Amor demais em Vinícius

IMG_6979IMG_6984IMG_6981IMG_6987

José Castello e Zezé Motta na VI Bienal do Livro de Campos, ocorrida entre os dias 05 e 14 de novembro/2010. O tema da dupla foi “Vinícius de Moraes e o amor demais”.

Castello foi o primeiro autor a publicar a biografia de Vinícius de Moraes. Um homem que tinha a necessidade de estar apaixonado para escrever seus textos, daí ter casado inúmeras vezes.

Zezé Motta declamou algumas poesias de Vinícius. A participação deles ocorreu no dia 11.
Eu não existo sem você
Eu sei e você sabe, já que a vida quis assim
Que nada nesse mundo levará você de mim
Eu sei e você sabe que a distância não existe
Que todo grande amor
Só é bem grande se for triste
Por isso, meu amor
Não tenha medo de sofrer
Que todos os caminhos
Me encaminham pra você
Assim como o oceano
Só é belo com luar
Assim como a canção
Só tem razão se se cantar
Assim como uma nuvem
Só acontece se chover
Assim como o poeta
Só é grande se sofrer
Assim como viver
Sem ter amor não é viver
Não há você sem mim
Eu não existo sem você

Vinícius de Moraes

4 comentários:

Poemas e Amizades disse...

Bom dia, Fátima!
Já pela segunda vez me veio uma vontade imensa de ter estado nessa Bienal. Seu registro é tremendamente estimulante! Em pouco tempo, você não conseguirá responder ao grande numero de seguidores de seu blog.
Quanto ao Vinícius, foi o poeta de minha adolescência, quando estudei no Rio, pois os cursos o destacam muito.
Que ele tivesse a necessidade de estar apaixonado para escrever, daí ter se casado, ou que ele tivesse a necessidade de estar apaixonado ainda que jamais fosse escritor, o que os cariocas traduzem por mulherengo incorrigível, isso é bem mais poético do primeiro ângulo, e assim ficou na História...
Um abraço carinhoso!
Lello

Splanchnizomai abraçando o amanhã. disse...

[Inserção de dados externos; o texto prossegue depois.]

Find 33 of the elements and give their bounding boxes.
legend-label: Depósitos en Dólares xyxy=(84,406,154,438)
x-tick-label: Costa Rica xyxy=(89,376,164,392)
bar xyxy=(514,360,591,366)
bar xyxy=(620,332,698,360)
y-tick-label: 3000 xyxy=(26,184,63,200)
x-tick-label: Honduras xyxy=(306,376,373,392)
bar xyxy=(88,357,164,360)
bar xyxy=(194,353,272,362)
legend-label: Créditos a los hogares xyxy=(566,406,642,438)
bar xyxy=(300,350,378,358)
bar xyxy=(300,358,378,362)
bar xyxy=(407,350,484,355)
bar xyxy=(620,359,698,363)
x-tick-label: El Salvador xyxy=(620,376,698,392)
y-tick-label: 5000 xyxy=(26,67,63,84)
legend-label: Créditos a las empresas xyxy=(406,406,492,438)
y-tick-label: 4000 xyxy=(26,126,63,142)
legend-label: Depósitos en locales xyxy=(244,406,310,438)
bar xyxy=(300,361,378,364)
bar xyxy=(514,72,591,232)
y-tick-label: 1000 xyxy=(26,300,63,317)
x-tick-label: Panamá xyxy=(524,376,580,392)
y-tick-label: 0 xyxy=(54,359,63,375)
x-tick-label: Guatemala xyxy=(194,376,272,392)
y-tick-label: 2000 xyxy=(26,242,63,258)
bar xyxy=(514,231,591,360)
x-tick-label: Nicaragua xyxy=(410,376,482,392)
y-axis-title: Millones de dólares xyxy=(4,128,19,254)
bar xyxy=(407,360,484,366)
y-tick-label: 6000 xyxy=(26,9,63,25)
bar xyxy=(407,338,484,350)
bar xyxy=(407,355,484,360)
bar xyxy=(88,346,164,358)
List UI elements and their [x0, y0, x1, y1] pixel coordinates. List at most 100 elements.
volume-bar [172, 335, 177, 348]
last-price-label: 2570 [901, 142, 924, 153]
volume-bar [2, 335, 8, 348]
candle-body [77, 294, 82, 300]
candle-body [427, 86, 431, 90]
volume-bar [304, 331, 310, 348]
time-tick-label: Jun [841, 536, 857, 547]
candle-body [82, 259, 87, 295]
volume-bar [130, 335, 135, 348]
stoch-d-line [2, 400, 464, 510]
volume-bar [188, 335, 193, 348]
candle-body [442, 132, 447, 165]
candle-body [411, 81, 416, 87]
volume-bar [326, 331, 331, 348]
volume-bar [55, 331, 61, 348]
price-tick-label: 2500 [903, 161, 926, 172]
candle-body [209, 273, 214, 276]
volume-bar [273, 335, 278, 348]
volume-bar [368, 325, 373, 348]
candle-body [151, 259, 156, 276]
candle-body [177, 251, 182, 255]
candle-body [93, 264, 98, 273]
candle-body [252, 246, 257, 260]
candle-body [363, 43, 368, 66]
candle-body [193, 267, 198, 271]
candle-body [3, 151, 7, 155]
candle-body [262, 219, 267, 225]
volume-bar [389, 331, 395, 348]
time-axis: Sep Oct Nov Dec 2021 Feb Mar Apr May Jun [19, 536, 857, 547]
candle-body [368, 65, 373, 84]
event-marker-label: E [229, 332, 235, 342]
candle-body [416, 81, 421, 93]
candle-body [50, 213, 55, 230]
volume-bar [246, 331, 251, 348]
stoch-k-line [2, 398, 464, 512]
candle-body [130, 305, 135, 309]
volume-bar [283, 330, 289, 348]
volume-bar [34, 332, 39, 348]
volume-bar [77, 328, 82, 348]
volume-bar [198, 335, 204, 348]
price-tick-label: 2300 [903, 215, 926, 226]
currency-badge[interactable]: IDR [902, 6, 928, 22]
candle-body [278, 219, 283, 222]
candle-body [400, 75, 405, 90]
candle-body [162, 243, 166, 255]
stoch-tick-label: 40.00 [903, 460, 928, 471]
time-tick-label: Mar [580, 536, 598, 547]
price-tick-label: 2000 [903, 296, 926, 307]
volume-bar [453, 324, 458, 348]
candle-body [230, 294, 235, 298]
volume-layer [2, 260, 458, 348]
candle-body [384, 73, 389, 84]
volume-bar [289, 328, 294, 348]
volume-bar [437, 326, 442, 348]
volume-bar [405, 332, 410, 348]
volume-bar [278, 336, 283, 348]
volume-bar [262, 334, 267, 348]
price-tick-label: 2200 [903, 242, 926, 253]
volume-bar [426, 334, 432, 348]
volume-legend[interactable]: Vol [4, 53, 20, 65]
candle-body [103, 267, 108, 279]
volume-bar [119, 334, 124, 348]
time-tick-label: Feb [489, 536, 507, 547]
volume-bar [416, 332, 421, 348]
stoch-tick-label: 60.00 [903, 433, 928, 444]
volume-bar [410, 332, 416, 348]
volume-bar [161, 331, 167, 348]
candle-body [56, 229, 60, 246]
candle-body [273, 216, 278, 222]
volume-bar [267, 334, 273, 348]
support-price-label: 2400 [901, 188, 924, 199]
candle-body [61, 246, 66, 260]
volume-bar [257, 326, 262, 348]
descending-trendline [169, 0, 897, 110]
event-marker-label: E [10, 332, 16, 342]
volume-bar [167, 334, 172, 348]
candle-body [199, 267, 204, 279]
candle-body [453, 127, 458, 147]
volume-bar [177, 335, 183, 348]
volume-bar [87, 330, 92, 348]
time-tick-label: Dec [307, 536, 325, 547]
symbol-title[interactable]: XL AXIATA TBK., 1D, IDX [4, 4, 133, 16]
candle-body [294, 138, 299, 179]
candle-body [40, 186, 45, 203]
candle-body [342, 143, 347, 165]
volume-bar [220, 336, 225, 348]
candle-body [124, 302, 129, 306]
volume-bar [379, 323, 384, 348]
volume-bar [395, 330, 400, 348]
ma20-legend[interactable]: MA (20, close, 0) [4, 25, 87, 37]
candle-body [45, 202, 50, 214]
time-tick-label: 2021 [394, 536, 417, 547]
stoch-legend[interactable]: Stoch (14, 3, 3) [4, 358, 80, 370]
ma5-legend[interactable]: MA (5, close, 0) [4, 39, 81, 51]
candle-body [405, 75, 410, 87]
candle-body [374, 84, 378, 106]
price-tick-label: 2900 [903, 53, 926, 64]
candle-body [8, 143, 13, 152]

E me levou aos anos 70. Namorando e escrevendo cartas. Esta música era a preferida no violão. hehe.

Fátima Nascimento disse...

Lello, a poesia "salvou" o boêmio Vinícius. Meu abraço pra vc.

Fátima Nascimento disse...

Splanchnizomai, a música está na nossa história de vida. Temos a da época da infância, da adolescência e segue adiante. Bj.